Whatever happens, the likelihood is that he won’t be fully ready for the majors until midseason this year at the earliest.

Edwin Encarnacion and Mark Trumbo

Now to the free agents, where the market just isn’t all that robust this offseason. Edwin Encarnacion will turn 34 years old in January and he’s been a DH for the majority of his time in Toronto, but the man can still hit.

Season G PA HR R RBI SB BB% K% ISO BABIP AVG OBP SLG wOBA wRC+
2014 128 542 34 75 98 2 11.4 % 15.1 % .279 .260 .268 .354 .547 .389 151
2015 146 624 39 94 111 3 12.3 % 15.7 % .280 .267 .277 .372 .557 .392 150
2016 160 702 42 99 127 2 12.4 % 19.7 % .266 .270 .263 .357 .529 .373 134

He’s an offensive player and that’s the most important thing you’re looking for at first base. While he’s mostly been a designated hitter in Toronto, this isn’t a David Ortiz or Edgar Martinez situation as Encarnacion played 75 games at first this past season, 59 in 2015, 80 in 2014, and 79 in 2013. The biggest questions surrounding Encarnacion will be his age and the length of the contract he receives. As we saw with Nelson Cruz a few years back, it’s not totally farfetched for an elite power hitter to sustain or even improve upon their career norms, as Cruz did. But would the Mets put down big money for three or four years on that type of risk?

Mark Trumbo is the next best first base option and if you don’t like Lucas Duda, I’m not sure why you would like Mark Trumbo. Like Encarnacion, Trumbo played a fair amount of DH but spent the majority of his time in right field for some reason. First base seems like his long-term home and if this past season is sustainable, then he should be a playable one overall.

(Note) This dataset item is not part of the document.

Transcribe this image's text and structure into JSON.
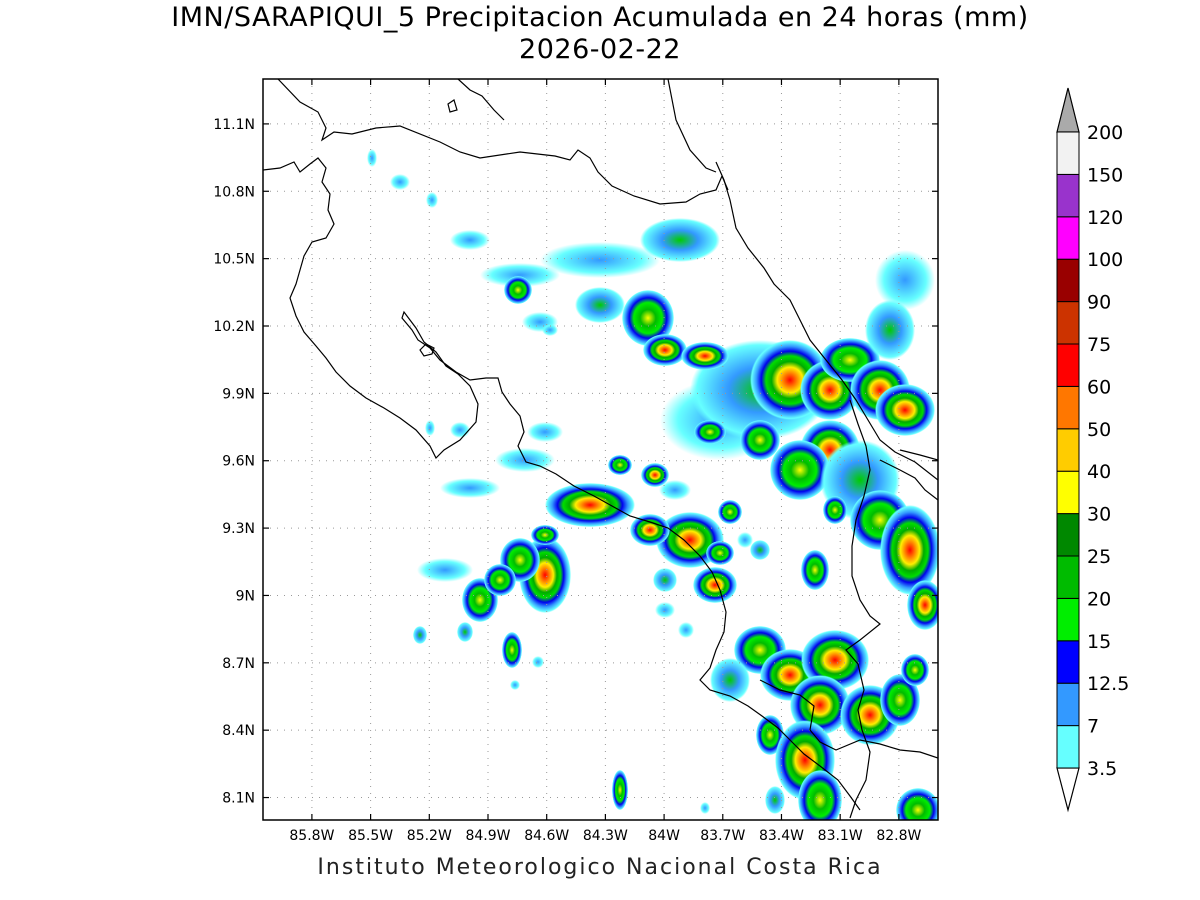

Season G PA HR R RBI SB BB% K% ISO BABIP AVG OBP SLG wOBA wRC+
2014 88 362 14 37 61 2 7.7 % 24.6 % .180 .274 .235 .293 .415 .308 90
2015 142 545 22 62 64 6.6 % 24.2 % .187 .313 .262 .310 .449 .327 107
2016 159 667 47 94 108 2 7.6 % 25.5 % .277 .278 .256 .316 .533 .358 123

2016 was a career year for Trumbo, though mostly from a power standpoint. If that .277 ISO is going to translate outside of Baltimore, then great. The issue is that aside from the huge uptick in power, Trumbo was the same hitter he’s always been with the mediocre walk rate and major contact issues. Given that he’s already 31 and his on-base percentages have been static (and quite low, at that), Trumbo basically has to hit for as much power as he did this past season to really be a valuable player at first base.

Beyond those two, the other free agent options range from Mike Napoli and Steve Pearce, who hit well in 2016 but have had some ups and downs the past few years, to the likes of Logan Morrison, Mitch Moreland, Brandon Moss, and Adam Lind, who are more along the lines of reclamation projects. Also, there is...

James Loney

Hahaha no, let’s not do that again.

Ultimately, it feels likely that the Mets’ first baseman for 2017 is already in the organization, though Encarnacion would be an enticing proposition. Should the Mets chase that big bat despite his advanced age or should they stick with what they have in-house? If Duda is again the choice this season, what can we expect from him after the back injury and what do the Mets do to quell the outfield logjam? Is Dom Smith the guy going forward or is he just “a guy”? Are there any realistic trade options worth looking into this offseason or going forward?